About code generators / generating code
James Avery blogs about an article written by a person who calls himself 'Angry Coder' (I thought people called me that ;)) and that article ventilates the opinion that code generators are not useful, to say it in a politically correct way. I agree with James Avery that the article misses the advantages of code generation and how it can benefit you in your daily life. I'd say: the article is totally wrong. Here's why.
In 1993, a professor of the CS department I was a student of held a lecture about code generators. In short it came down to the fact that typing code statements is time consuming, boring and error prone, and has nothing to do with programming, which is defining algorithms, data-structures and functionality specifications, in a language independent way. If you can transform the actual logic, the functionality you want to implement, from a higher abstract level to code which can be compiled by a compiler into executable format without having to type it in, it would be a real time saver plus would give you (almost) error-free software.

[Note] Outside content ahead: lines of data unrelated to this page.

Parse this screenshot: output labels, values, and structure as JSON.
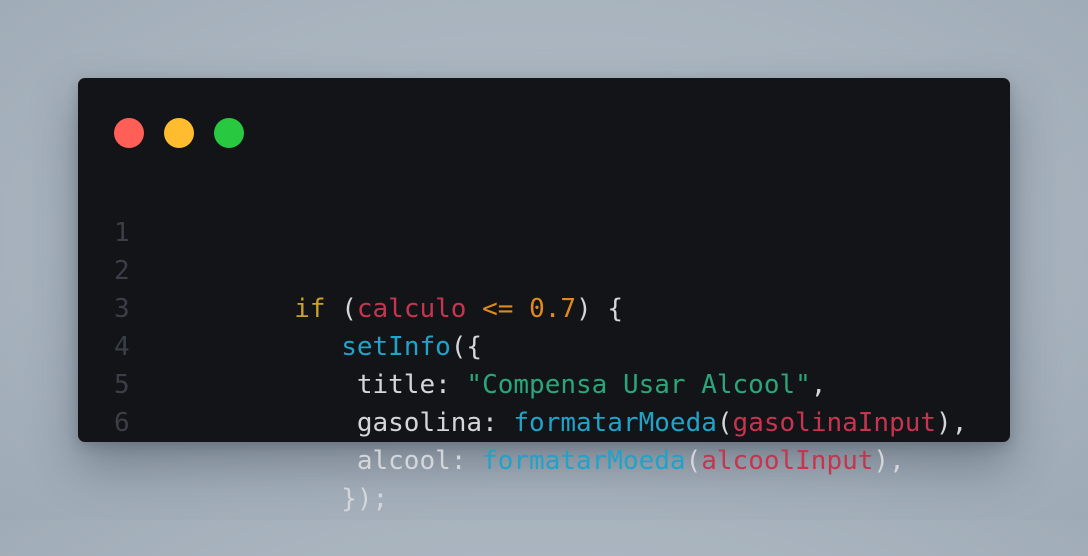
{
  "window": {
    "buttons": [
      {
        "name": "close",
        "color": "#ff5f57"
      },
      {
        "name": "minimize",
        "color": "#febc2e"
      },
      {
        "name": "maximize",
        "color": "#28c840"
      }
    ]
  },
  "colors": {
    "background": "#a8b3be",
    "editor_background": "#121418",
    "line_number": "#3a3f47",
    "default": "#d3d6db",
    "keyword": "#c9a227",
    "variable": "#c7344f",
    "operator": "#e08a1e",
    "number": "#e08a1e",
    "function": "#1fa3c9",
    "string": "#2aa678"
  },
  "code": {
    "lines": [
      {
        "number": "1",
        "tokens": [
          {
            "text": "if",
            "type": "keyword"
          },
          {
            "text": " (",
            "type": "default"
          },
          {
            "text": "calculo",
            "type": "variable"
          },
          {
            "text": " ",
            "type": "default"
          },
          {
            "text": "<=",
            "type": "operator"
          },
          {
            "text": " ",
            "type": "default"
          },
          {
            "text": "0.7",
            "type": "number"
          },
          {
            "text": ") {",
            "type": "default"
          }
        ]
      },
      {
        "number": "2",
        "tokens": [
          {
            "text": "   ",
            "type": "default"
          },
          {
            "text": "setInfo",
            "type": "function"
          },
          {
            "text": "({",
            "type": "default"
          }
        ]
      },
      {
        "number": "3",
        "tokens": [
          {
            "text": "    title: ",
            "type": "default"
          },
          {
            "text": "\"Compensa Usar Alcool\"",
            "type": "string"
          },
          {
            "text": ",",
            "type": "default"
          }
        ]
      },
      {
        "number": "4",
        "tokens": [
          {
            "text": "    gasolina: ",
            "type": "default"
          },
          {
            "text": "formatarMoeda",
            "type": "function"
          },
          {
            "text": "(",
            "type": "default"
          },
          {
            "text": "gasolinaInput",
            "type": "variable"
          },
          {
            "text": "),",
            "type": "default"
          }
        ]
      },
      {
        "number": "5",
        "tokens": [
          {
            "text": "    alcool: ",
            "type": "default"
          },
          {
            "text": "formatarMoeda",
            "type": "function"
          },
          {
            "text": "(",
            "type": "default"
          },
          {
            "text": "alcoolInput",
            "type": "variable"
          },
          {
            "text": "),",
            "type": "default"
          }
        ]
      },
      {
        "number": "6",
        "tokens": [
          {
            "text": "   });",
            "type": "default"
          }
        ]
      }
    ]
  }
}
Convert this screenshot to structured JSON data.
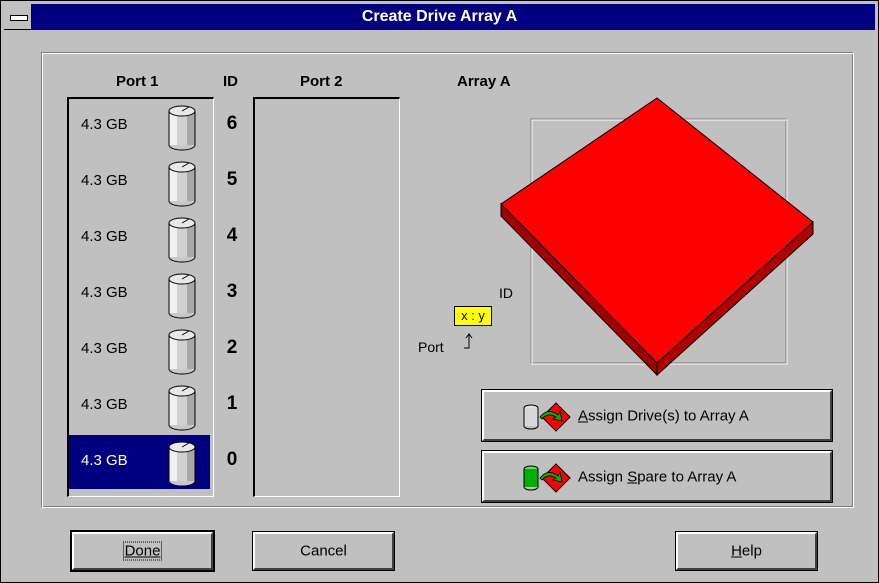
{
  "window": {
    "title": "Create Drive Array A"
  },
  "headers": {
    "port1": "Port 1",
    "id": "ID",
    "port2": "Port 2",
    "array": "Array A"
  },
  "port1_drives": [
    {
      "size": "4.3 GB",
      "id": "6",
      "selected": false
    },
    {
      "size": "4.3 GB",
      "id": "5",
      "selected": false
    },
    {
      "size": "4.3 GB",
      "id": "4",
      "selected": false
    },
    {
      "size": "4.3 GB",
      "id": "3",
      "selected": false
    },
    {
      "size": "4.3 GB",
      "id": "2",
      "selected": false
    },
    {
      "size": "4.3 GB",
      "id": "1",
      "selected": false
    },
    {
      "size": "4.3 GB",
      "id": "0",
      "selected": true
    }
  ],
  "port2_drives": [],
  "legend": {
    "box": "x : y",
    "id_label": "ID",
    "port_label": "Port"
  },
  "buttons": {
    "assign_drives_pre": "A",
    "assign_drives_post": "ssign Drive(s) to Array A",
    "assign_spare_pre": "Assign ",
    "assign_spare_ul": "S",
    "assign_spare_post": "pare to Array A",
    "done": "Done",
    "cancel": "Cancel",
    "help_ul": "H",
    "help_post": "elp"
  },
  "colors": {
    "titlebar": "#000080",
    "selection": "#000080",
    "array_face": "#ff0000",
    "legend_box": "#ffff00",
    "spare_icon": "#00b000"
  },
  "icons": {
    "drive": "cylinder-drive-icon",
    "assign_arrow": "red-diamond-arrow-icon"
  }
}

Code generators do that. They let you define functionality on a higher abstract level and do the typing for you. LLBLGen v1.x (the open source, free version) f.e. generates code to do the CRUD operations on an SqlServer catalog (C#/VB.NET/t-sql) and some more. You then do not have to type in that code, you can be sure it works and you can go on with what's really important: writing Business Logic (BL).
Even in that area, the days of typing code are numbered, at least for the majority of applications. Look at BizTalk server. It lets you design your BL with standard code blocks. In other words: it generates the glue between default blocks that can be reused. If you want an extra piece of functionality that is not there, you can add it or buy it. Adding it can force you to type some code, but not much. "People who do not understand that code generation is the future will be the first who will not be able to keep up with the rest who do", I said in the comments on James' blog. Print it out on a piece of paper and glue it on your monitor. Code generation is the future, simply because it saves time, is less error prone and it saves the programmer from boring coding sessions, sessions which will result in more bugs than interesting coding sessions.
I really feel sorry for those people who do not understand what power code generation really has. They are doomed to do boring work which can be done by computers in a fraction of the time without any error. Or does the author of that visionary article think he can program a DAL + BL facade tier-set for an application which has 100-s of tables, without errors? It did cost me 2 months to do it for my upcoming LLBLGen Pro application, to develop the framework and the code which is used in the templates. The generator can do it now in 2 seconds. Without 1 error. I definitely know what I'd do if I had to choose between the two :).
Code generators are tools, like a compiler, editor or debugger. Good tools help the user, so a good generator will help the user of that generator. It should be: which generator will I use?, and not: shall I use a generator or not?, like it is already natural to choose a higher order language or a sophisticated editor over their lamer equivalents. If you, as a developer, be aware of the fact that developing software has nothing to do with typing code but has everything to do with choosing which algorithms, which patterns, which OO structure, which database model, which sets of functionality to implement and so forth, you also be aware of the fact that the fastest and most clever way to realize all that is to specify what you want to develop in a tool which will then the best way how to implement what you want to develop. Code generators help you to reach that ultimate goal. We're not there yet, but I'm sure one day we'll. Until that time, code generators are the closed things we got to get near that ultimate goal. Don't stay behind.